There’s nothing wrong with visiting a doctor when we’re sick, and we should pray when we’re ill (James 5:13-18). But Brother Lawrence, Thomas Kelly, and Joni Eareckson Tada discovered something deeper about suffering: God wants to use it to transform our character (Romans 5:3-5), make us mature (James 1:2-4), give us empathy for others (2 Corinthians 1:3-4), prove our faith (1 Peter 1:7), and make us like Jesus (Romans 8:28-29).
“How sweet it is to suffer with God!” are the words of people who can rejoice in suffering (Romans 5:3), because God’s purposes in it are their priority.
—Sheridan Voysey
In our suffering we can become closer to Christ. We can offer our suffering in union with the Cross. We can become more like Jesus.

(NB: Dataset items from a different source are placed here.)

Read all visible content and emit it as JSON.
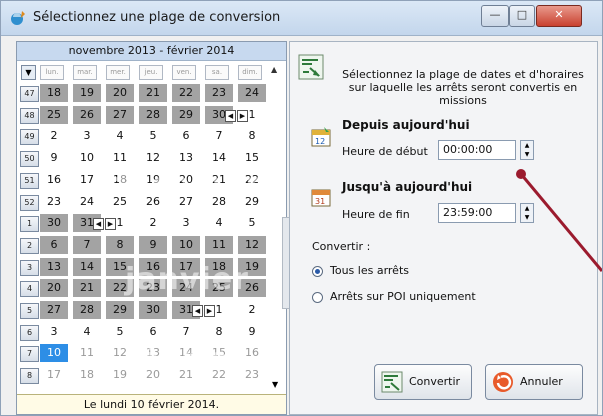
{
  "window": {
    "title": "Sélectionnez une plage de conversion",
    "minimize_glyph": "—",
    "maximize_glyph": "□",
    "close_glyph": "✕"
  },
  "calendar": {
    "range_label": "novembre 2013 - février 2014",
    "day_headers": [
      "lun.",
      "mar.",
      "mer.",
      "jeu.",
      "ven.",
      "sa.",
      "dim."
    ],
    "week_numbers": [
      "47",
      "48",
      "49",
      "50",
      "51",
      "52",
      "1",
      "2",
      "3",
      "4",
      "5",
      "6",
      "7",
      "8"
    ],
    "rows": [
      [
        "18",
        "19",
        "20",
        "21",
        "22",
        "23",
        "24"
      ],
      [
        "25",
        "26",
        "27",
        "28",
        "29",
        "30",
        "1"
      ],
      [
        "2",
        "3",
        "4",
        "5",
        "6",
        "7",
        "8"
      ],
      [
        "9",
        "10",
        "11",
        "12",
        "13",
        "14",
        "15"
      ],
      [
        "16",
        "17",
        "18",
        "19",
        "20",
        "21",
        "22"
      ],
      [
        "23",
        "24",
        "25",
        "26",
        "27",
        "28",
        "29"
      ],
      [
        "30",
        "31",
        "1",
        "2",
        "3",
        "4",
        "5"
      ],
      [
        "6",
        "7",
        "8",
        "9",
        "10",
        "11",
        "12"
      ],
      [
        "13",
        "14",
        "15",
        "16",
        "17",
        "18",
        "19"
      ],
      [
        "20",
        "21",
        "22",
        "23",
        "24",
        "25",
        "26"
      ],
      [
        "27",
        "28",
        "29",
        "30",
        "31",
        "1",
        "2"
      ],
      [
        "3",
        "4",
        "5",
        "6",
        "7",
        "8",
        "9"
      ],
      [
        "10",
        "11",
        "12",
        "13",
        "14",
        "15",
        "16"
      ],
      [
        "17",
        "18",
        "19",
        "20",
        "21",
        "22",
        "23"
      ]
    ],
    "watermarks": [
      "décembre",
      "janvier",
      "février"
    ],
    "footer": "Le lundi 10 février 2014."
  },
  "panel": {
    "description": [
      "Sélectionnez la plage de dates et d'horaires",
      "sur laquelle les arrêts seront convertis en",
      "missions"
    ],
    "start_heading": "Depuis aujourd'hui",
    "start_label": "Heure de début",
    "start_value": "00:00:00",
    "end_heading": "Jusqu'à aujourd'hui",
    "end_label": "Heure de fin",
    "end_value": "23:59:00",
    "convert_label": "Convertir :",
    "option_all": "Tous les arrêts",
    "option_poi": "Arrêts sur POI uniquement",
    "selected_option": "Tous les arrêts",
    "convert_button": "Convertir",
    "cancel_button": "Annuler"
  },
  "colors": {
    "arrow": "#9b1b2e",
    "selected_day": "#2d8ee6",
    "grey_block": "#a3a3a3"
  }
}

During one of my major trials in my life a friend of mine said to me that you are like Jesus. I thought to myself “Am I like Jesus?” My friend said you are being wrongly accused and persecuted so you are like Jesus. I realized that Yes, I was like Jesus in this way. But I asked myself, “Do I really want to be like Jesus if this is what it takes?” Back then as I was going through my ordeal I said “no”. But now that I look back and have grown in my faith I say “Yes, this is what we are called to be, called to be Christlike.” Being like Christ means being wronged and persecuted just as He was. We are all called to be martyrs for Christ. Going through sufferings during our lives is like us becoming martyrs little by little.